Będę podziwiać piękno na żywo,
zamiast go szukać między wersami.
Życie poezją bywa prawdziwą,
lecz często o tym zapominamy.
Komentarze (75)
Zgadzam się. Do lasu można zabrać małego tableta:-)
:-) . Dobranoc
Nie zgrywasz poetki i dobrze o tym wiesz,kokietko
poetko...
Faktem też jest,że portale są pochłaniaczami czasu,
pisanie też jest czasochłonne,
a życie może być poetyckie jak najbardziej,to z niego
poeci czerpią tematy...
Pisać też można nie koniecznie
na portalach,albo udzielając się na nich codziennie,bo
dla oczu i innych spraw może to być wręcz zgubne,zatem
każdy ma prawo dokonywać wyborów korzystnych dla
siebie,dla swojego zdrowia.
Nie musi to mieć nic wspólnego z tzw traktowaniem
swoich wierszy jako pereł i brakiem szacunku dla
innych,ale z wyważeniem priorytetów życiowo -
czasowych.
Miłej niedzieli życzę :)
Czasem dobra proza nie jest zła
Słuszna racja. Pozdrawiam :)
To prawda Krzemanko Bej dużo czasu zajmuje :))
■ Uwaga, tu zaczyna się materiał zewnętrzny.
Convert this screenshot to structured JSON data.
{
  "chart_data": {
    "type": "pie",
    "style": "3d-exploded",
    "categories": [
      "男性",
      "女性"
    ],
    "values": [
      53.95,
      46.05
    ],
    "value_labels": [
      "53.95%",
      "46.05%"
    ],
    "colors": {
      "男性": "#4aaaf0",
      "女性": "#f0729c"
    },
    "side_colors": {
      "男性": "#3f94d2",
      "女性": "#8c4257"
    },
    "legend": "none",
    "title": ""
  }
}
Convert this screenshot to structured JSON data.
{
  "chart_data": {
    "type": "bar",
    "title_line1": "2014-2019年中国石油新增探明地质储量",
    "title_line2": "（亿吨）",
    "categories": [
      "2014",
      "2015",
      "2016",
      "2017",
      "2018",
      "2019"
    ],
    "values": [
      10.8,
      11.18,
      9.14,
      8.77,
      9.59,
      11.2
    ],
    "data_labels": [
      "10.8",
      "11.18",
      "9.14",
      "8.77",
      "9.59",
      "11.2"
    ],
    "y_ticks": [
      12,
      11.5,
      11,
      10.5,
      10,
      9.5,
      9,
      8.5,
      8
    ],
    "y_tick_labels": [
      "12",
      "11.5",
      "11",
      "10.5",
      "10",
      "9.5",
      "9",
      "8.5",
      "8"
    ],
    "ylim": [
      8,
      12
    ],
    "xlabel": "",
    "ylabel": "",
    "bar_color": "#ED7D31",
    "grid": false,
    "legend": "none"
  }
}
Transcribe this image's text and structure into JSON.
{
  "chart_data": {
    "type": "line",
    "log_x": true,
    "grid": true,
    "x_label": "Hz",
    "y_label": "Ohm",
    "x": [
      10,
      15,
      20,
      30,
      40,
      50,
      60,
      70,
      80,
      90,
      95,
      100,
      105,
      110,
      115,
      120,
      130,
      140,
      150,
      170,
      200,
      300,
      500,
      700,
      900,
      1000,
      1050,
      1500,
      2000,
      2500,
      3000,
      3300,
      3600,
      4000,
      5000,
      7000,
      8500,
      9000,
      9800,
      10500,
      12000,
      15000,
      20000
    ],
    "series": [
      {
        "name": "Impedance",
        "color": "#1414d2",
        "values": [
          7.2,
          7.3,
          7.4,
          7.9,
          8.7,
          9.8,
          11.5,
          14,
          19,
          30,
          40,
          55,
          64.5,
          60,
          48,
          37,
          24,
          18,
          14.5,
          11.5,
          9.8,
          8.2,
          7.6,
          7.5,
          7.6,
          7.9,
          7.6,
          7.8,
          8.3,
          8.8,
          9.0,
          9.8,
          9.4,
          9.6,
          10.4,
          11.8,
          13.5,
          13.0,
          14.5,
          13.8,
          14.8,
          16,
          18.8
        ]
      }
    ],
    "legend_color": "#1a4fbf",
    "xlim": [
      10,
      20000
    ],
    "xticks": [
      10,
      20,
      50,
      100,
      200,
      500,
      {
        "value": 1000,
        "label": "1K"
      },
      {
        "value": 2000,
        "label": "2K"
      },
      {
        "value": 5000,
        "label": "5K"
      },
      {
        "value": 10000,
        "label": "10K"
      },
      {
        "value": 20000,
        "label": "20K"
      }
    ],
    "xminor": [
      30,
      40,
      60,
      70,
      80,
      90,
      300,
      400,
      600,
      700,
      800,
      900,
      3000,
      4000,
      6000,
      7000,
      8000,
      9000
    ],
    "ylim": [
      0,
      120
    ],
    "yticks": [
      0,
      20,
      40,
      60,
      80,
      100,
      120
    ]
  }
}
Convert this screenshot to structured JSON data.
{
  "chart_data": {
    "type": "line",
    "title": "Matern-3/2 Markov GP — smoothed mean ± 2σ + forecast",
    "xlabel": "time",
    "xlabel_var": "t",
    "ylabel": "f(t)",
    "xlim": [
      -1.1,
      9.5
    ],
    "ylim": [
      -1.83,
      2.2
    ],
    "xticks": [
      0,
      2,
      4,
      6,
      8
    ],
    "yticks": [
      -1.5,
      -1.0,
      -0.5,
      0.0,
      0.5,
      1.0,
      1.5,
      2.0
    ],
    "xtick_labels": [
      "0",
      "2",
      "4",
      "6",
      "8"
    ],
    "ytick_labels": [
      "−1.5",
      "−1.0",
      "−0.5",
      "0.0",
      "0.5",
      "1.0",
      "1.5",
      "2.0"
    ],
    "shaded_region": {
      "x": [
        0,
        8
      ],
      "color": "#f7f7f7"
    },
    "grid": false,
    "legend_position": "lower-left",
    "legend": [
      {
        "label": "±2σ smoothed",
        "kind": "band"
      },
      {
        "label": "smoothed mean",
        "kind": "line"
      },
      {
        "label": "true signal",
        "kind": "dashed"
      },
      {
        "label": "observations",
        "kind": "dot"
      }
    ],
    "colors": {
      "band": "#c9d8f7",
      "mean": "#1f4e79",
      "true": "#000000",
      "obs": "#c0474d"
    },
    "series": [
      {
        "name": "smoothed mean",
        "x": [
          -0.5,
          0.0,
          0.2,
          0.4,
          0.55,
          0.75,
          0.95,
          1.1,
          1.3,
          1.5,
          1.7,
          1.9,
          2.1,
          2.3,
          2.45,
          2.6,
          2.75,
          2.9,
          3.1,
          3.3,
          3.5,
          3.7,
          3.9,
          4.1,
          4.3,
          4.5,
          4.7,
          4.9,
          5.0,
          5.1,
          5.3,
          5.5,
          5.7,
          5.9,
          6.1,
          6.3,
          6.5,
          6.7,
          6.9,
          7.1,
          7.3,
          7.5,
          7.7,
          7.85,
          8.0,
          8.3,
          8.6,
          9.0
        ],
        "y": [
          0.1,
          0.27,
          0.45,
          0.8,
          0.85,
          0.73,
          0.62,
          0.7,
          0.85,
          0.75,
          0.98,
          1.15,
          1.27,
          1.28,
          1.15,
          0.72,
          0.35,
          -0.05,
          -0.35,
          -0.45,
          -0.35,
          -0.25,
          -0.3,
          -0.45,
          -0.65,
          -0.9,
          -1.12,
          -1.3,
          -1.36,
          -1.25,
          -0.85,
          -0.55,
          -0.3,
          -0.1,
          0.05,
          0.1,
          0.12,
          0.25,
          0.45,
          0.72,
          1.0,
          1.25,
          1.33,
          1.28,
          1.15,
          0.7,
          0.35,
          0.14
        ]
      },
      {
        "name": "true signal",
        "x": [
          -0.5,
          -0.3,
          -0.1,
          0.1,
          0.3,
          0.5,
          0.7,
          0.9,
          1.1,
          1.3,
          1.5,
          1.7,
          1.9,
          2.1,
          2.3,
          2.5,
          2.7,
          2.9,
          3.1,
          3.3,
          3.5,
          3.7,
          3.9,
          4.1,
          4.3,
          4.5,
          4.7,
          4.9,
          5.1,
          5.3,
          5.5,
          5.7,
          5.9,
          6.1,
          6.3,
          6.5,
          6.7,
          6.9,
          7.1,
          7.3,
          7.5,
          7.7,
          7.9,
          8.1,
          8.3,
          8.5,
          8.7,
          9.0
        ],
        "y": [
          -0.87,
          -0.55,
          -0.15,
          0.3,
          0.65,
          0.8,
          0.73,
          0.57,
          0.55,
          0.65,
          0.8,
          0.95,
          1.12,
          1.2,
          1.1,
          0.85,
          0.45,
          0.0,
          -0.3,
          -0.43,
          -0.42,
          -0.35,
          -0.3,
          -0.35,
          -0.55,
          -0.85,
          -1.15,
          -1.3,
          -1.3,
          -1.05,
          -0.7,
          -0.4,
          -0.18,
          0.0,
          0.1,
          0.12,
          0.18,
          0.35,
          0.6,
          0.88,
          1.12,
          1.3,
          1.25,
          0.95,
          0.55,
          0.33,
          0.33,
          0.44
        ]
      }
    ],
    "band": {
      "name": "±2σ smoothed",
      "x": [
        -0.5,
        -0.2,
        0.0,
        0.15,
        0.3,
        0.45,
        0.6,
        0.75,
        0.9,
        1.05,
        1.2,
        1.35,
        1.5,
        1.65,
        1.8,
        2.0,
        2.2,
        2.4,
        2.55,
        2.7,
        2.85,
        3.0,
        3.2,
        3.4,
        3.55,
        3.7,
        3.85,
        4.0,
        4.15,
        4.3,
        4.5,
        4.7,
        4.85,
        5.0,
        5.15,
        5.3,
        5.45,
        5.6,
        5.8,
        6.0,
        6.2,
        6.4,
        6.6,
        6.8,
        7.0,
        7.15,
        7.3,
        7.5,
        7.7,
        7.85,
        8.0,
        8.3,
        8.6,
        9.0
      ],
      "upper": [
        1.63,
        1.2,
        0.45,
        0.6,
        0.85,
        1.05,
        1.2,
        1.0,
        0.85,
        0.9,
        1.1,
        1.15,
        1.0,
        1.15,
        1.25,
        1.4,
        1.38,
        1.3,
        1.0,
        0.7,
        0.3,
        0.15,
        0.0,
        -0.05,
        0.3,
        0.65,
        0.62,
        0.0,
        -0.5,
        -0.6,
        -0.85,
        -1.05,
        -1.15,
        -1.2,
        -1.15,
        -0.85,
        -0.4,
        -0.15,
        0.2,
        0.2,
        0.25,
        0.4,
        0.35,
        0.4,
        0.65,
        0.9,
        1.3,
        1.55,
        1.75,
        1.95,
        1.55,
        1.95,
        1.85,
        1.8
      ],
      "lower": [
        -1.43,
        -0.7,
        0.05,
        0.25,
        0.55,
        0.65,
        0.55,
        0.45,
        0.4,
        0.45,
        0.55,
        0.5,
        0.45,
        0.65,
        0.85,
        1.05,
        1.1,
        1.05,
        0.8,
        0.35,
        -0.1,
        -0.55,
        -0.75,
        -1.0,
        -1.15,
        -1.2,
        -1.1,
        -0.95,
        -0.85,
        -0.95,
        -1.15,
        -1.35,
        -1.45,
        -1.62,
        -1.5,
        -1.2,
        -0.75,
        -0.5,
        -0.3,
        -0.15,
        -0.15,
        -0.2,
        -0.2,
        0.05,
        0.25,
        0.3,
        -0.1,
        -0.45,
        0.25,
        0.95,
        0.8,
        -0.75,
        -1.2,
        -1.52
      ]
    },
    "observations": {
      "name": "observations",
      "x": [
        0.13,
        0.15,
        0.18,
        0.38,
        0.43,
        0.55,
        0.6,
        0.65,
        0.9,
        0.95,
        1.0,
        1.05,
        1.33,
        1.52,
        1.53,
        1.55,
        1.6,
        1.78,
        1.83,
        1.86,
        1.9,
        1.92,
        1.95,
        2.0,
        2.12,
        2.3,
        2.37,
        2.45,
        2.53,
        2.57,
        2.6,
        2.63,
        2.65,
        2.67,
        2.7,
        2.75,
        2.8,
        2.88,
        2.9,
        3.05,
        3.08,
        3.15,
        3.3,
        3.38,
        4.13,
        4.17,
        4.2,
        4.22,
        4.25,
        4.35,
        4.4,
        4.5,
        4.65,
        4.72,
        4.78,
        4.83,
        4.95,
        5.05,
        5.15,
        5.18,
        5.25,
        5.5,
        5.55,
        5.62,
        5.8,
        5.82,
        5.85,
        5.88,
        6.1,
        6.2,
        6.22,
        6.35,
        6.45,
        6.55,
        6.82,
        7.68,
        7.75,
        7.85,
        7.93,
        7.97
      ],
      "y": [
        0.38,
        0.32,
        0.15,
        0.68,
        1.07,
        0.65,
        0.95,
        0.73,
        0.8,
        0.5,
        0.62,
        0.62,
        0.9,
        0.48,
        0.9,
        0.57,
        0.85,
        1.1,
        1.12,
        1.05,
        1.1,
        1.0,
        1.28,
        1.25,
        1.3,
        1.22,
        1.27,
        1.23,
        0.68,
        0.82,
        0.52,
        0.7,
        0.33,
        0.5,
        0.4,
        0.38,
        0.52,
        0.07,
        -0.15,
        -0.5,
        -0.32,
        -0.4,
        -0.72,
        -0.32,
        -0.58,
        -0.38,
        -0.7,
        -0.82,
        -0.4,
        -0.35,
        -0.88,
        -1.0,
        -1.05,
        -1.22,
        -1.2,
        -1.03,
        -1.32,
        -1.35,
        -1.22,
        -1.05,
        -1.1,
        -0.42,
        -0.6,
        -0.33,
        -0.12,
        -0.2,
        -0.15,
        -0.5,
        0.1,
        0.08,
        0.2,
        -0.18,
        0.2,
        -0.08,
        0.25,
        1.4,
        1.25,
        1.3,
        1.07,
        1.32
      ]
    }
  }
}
Pozdrawiam bardzo serdecznie
Nie musisz zgrywać poetki.Po prostu nią jesteś i nawet
spacer po lesie nie zagubi Twojego talentu.
Pozdrawiam i plusik zostawiam
I mam maślić? i słodkie słówka pisać? I na
zgryźliwości się narażać? A co tam, skoro mi się
podoba! Nie poryczę się, co prawda, ale lekkość słów w
tym utworze mnie poniosła na spacer do lasu... w
wyobraźni.
A może tak się zoranizować, by i wilk syty, i owca
cała? :) Nie wyobrażam sobie Krzemanki, która by
wierszy nam nie pisała.
A kiedy się wena odezwie
znów kilka wierszy napiszesz
rymując nocami i we dnie
rytmicznie stukając w klawisze:) miłego wieczoru :)
Ja też ostatnio odpuszczam, za dużo pozaczynanych
książek , słońce ( tak, u mnie jest) za szybą , w
głowie gąbka do rymowania pusta , trzeba zwilżyć
światem i ludźmi. Bardzo fajny i prawdziwy
piękna refleksja bardzo życiowy wiersz
pozdrawiam serdecznie:)
pieknie Krzemanko, ale nie zapomnij wracać na beja, bo
bedzie smutno bez Ciebie, pozdrawiam
święta prawda...życie to sama poezja....tylko trzeba
umieć je postrzegać....
Wszystko co ujęłaś w strofach, jest jak najbardziej
dyktowane życiem.
Ale po spacerze do lasu wroc do nas!!!
Pozdrawiam i milego podziwiania natury!